Saturday, February 22, 2014

Amarakka Thoran or Broad Beans / Sem Sabzi

Continuing with dishes from my mom's kitchen, today's recipe is Amarakka Thoran. Amarakka is known as Broad Beans in English and Sem in Hindi. This vegetable is from the green beans family but is flat and broad and about 3 to 4 inch long. In Malayalam, the two beans - cluster beans / gavar and broad beans / sem is so similar in name - kothavarakka and amarakka, that people confuse one for the other and vice versa. I am one of those people, and everytime I have to mention one of these beans I say both kothavarakka and amarakka in a questionning tone and my mom corrects me.
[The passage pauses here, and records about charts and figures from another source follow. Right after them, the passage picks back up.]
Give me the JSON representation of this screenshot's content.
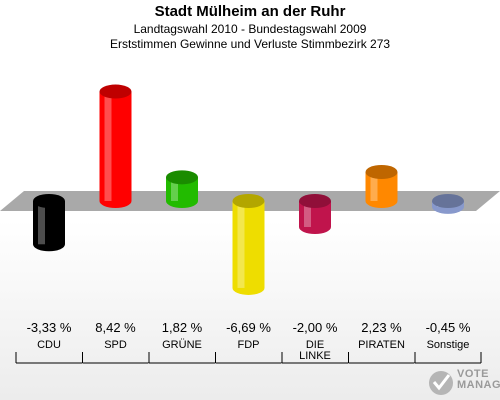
{
  "header": {
    "title": "Stadt Mülheim an der Ruhr",
    "subtitle": "Landtagswahl 2010 - Bundestagswahl 2009",
    "subtitle2": "Erststimmen Gewinne und Verluste Stimmbezirk 273"
  },
  "chart_data": {
    "type": "bar",
    "categories": [
      "CDU",
      "SPD",
      "GRÜNE",
      "FDP",
      "DIE LINKE",
      "PIRATEN",
      "Sonstige"
    ],
    "values": [
      -3.33,
      8.42,
      1.82,
      -6.69,
      -2.0,
      2.23,
      -0.45
    ],
    "labels": [
      "-3,33 %",
      "8,42 %",
      "1,82 %",
      "-6,69 %",
      "-2,00 %",
      "2,23 %",
      "-0,45 %"
    ],
    "colors": [
      "#000000",
      "#ff0000",
      "#22bb00",
      "#eedd00",
      "#c0144c",
      "#ff8800",
      "#8899cc"
    ],
    "ylim": [
      -7,
      9
    ]
  },
  "logo": {
    "line1": "VOTE",
    "line2": "MANAGER"
  }
}
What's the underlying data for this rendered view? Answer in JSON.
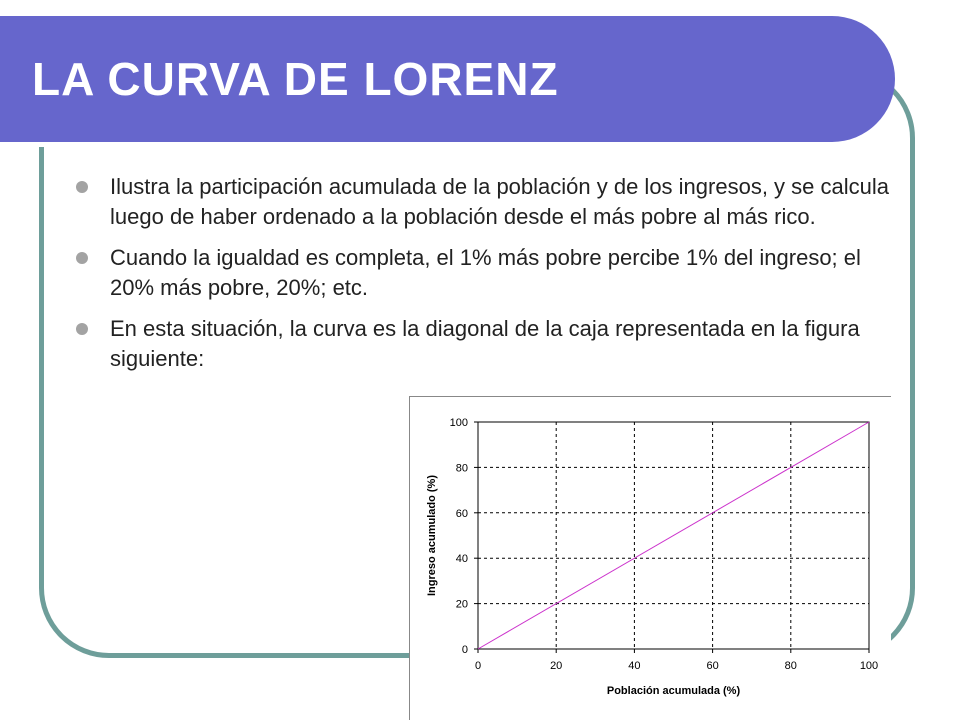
{
  "slide": {
    "title": "LA CURVA DE LORENZ",
    "bullets": [
      "Ilustra la participación acumulada de la población y de los ingresos, y se calcula luego de haber ordenado a la población desde el más pobre al más rico.",
      "Cuando la igualdad es completa, el 1% más pobre percibe 1% del ingreso; el 20% más pobre, 20%; etc.",
      "En esta situación, la curva es la diagonal de la caja representada en la figura siguiente:"
    ]
  },
  "colors": {
    "title_bar": "#6666cc",
    "frame": "#6e9e9a",
    "line": "#cc33cc",
    "bullet": "#a3a3a3"
  },
  "chart_data": {
    "type": "line",
    "xlabel": "Población acumulada (%)",
    "ylabel": "Ingreso acumulado (%)",
    "xlim": [
      0,
      100
    ],
    "ylim": [
      0,
      100
    ],
    "xticks": [
      0,
      20,
      40,
      60,
      80,
      100
    ],
    "yticks": [
      0,
      20,
      40,
      60,
      80,
      100
    ],
    "grid": true,
    "series": [
      {
        "x": [
          0,
          100
        ],
        "y": [
          0,
          100
        ]
      }
    ]
  }
}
At home, there is no question of mentioning this since my husband does not eat either of them and hence is not bought at all.
 
So today, I bring my mother's recipe for Amarakka Thoran. Thoran is basically any vegetable prepared with fresh grated coconut.
Ingredients
Amarakka / Broad Beans / Sem - 250 gms
Green chilli - 2
Curry leaves - a sprig
Turmeric pwd - 1/2 tsp
Mustard seeds - 1/2 tsp
Dry red chilli - 2
Coconut, grated - 1/4 cup
Oil - 2 tsp
Salt as per taste
Cut the ends of the amarakka / broad beans / sem and wash it well. Dry and then chop them in 1/4 inch pieces.
 
Heat a kadai or pan and add oil. When the oil is hot add the mustard seeds and let it splutter. Then add the broken dry chillies and stir a couple of times. To this, add the chopped amarakka / broad beans / sem pieces along with turmeric powder, green chilli, curry leaves and a little salt and mix well. Add a few tablespoons water and cover with deep plate and add some water in it and cook on low heat. Uncover the lid after about 8 to 10 minutes to check if there is sufficient water to cook the vegetable and stir and let it cook. When the vegetable is almost done add the grated coconut and stir and cook till done. This allows the amarakka to absorb the coconut flavor. Take off the heat and keep covered till ready to serve.